Bills in Congress would extend tax deductions widely used by small businesses making equipment or property purchases. One, known as the Section 179 deduction, has shrunk to a maximum $25,000 this year from $500,000 in 2013. Another, called bonus depreciation, expired at the end of last year.
The deductions are a big deal for small companies, saving them thousands or even millions of dollars on capital investments. But because Congress decides every year how big the deductions will be, owners can’t plan their equipment budgets until lawmakers vote. And in recent years, worried about the ballooning federal deficit, Congress has put off those votes, sometimes until late in the year.
The annual uncertainty hurts small businesses looking for a break when their combined federal and state tax rates run as high as 40 percent, says Doug Bekker, a certified public accountant with the firm BDO in Grand Rapids, Mich. They don’t know if they should make the purchase in the current year or defer it. And as the economy gets stronger and businesses are more profitable, they’re concerned about tax bills.
“If you talk to the typical small business out there, there’s a very high level of frustration,” Bekker says.
The Section 179 deduction, named for part of the U.S. tax code, allows small businesses to deduct up-front the cost of equipment such as vehicles, computers, furniture and manufacturing machines, rather than depreciate them over a period of years. The deduction fell to $25,000 for 2014 because Congress hasn’t approved a higher amount.
Many small businesses rely on the deduction. In a survey of more than 1,100 owners by the advocacy group National Small Business Association, 34 percent said they take advantage of it.
Before the recession, the deduction was fairly predictable, rising to keep pace with inflation. In 2007, Congress voted to nearly double it to $250,000 to stimulate the economy. It was $500,000 the next three years, but the final vote on a 2012 deduction didn’t come until the beginning of 2013 — too late for anyone who had decided against a purchase in 2012 believing there’d be no tax break.

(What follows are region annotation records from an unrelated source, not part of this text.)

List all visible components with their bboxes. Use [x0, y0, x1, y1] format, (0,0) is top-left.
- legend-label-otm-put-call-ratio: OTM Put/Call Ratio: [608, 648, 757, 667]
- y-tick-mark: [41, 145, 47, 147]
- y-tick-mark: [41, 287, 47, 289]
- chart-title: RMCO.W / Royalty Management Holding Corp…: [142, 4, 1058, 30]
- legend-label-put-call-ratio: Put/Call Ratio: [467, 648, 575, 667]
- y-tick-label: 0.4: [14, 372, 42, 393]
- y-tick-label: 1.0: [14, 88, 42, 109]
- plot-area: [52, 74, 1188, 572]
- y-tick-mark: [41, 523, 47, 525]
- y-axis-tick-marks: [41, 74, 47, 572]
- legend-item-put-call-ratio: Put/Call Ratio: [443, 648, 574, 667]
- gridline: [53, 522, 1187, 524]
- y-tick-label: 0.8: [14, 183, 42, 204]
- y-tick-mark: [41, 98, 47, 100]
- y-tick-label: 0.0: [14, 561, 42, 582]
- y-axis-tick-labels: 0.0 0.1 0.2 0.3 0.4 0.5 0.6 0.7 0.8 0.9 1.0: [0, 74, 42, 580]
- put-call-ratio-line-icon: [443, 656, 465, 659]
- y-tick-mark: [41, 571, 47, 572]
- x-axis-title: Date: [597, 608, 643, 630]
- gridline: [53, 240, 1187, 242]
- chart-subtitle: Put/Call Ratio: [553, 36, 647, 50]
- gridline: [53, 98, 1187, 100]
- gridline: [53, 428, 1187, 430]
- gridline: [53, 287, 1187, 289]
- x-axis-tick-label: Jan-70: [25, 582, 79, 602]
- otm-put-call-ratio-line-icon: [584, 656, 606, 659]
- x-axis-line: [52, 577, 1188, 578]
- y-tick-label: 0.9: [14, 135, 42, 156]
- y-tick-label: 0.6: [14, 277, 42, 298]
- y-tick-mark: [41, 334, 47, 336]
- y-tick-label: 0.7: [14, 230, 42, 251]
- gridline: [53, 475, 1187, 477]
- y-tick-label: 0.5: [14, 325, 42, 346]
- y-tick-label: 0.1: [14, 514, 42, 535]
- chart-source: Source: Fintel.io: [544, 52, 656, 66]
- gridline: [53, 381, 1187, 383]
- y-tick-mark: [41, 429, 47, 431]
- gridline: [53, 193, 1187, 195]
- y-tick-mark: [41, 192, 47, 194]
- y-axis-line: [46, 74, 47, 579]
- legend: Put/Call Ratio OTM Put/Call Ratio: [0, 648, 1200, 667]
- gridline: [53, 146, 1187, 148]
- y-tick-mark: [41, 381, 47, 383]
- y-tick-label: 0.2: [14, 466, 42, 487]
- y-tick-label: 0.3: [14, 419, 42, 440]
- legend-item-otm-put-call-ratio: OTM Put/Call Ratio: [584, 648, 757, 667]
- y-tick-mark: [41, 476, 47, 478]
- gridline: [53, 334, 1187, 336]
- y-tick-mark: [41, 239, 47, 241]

Bonus depreciation is another break small businesses want back. It allows companies of all sizes to take an immediate deduction for 50 percent of the purchase price of equipment or real estate, with the remainder depreciated over a number of years.
It may look like Congress is anti-small business when it makes companies wait, but lawmakers are putting a higher priority on the federal budget and the overall tax code, says David Primo, a professor of political science and business at the University of Rochester. They’re avoiding the political fallout that will come their way if they create a large deduction and then reduce it when the government needs money.
“They might as well keep re-upping it year after year rather than risk revoking it,” Primo says.
There may be good news for owners who have been frustrated by a lack of clarity. House Ways and Means Committee Chairman Dave Camp (R-Mich.) has proposed setting a permanent amount for the Section 179 deduction as part of a bill that would revive bonus depreciation and other business and individual tax breaks.
And last week, the Senate Finance Committee approved a bill that would extend deductions into 2015. The bill goes next to the Senate floor; if it passes, it will have to be reconciled with any version that passes the House.
In the meantime, small business owners are adjusting their plans — and in some cases spending less.
Bill French has stopped buying equipment such as bulldozers until he knows how big his tax deductions will be. French, owner of W.L. French Excavating Corp. in North Billerica, Mass., spent $1.2 million already this year, not realizing how low the deduction had fallen. His other planned purchases are on hold. Last year, French spent about $2 million on equipment and estimates he saved more than $1 million in taxes because of the deductions.
“I’m just going to rebuild what I have,” French says. “It doesn’t make sense to buy new equipment.”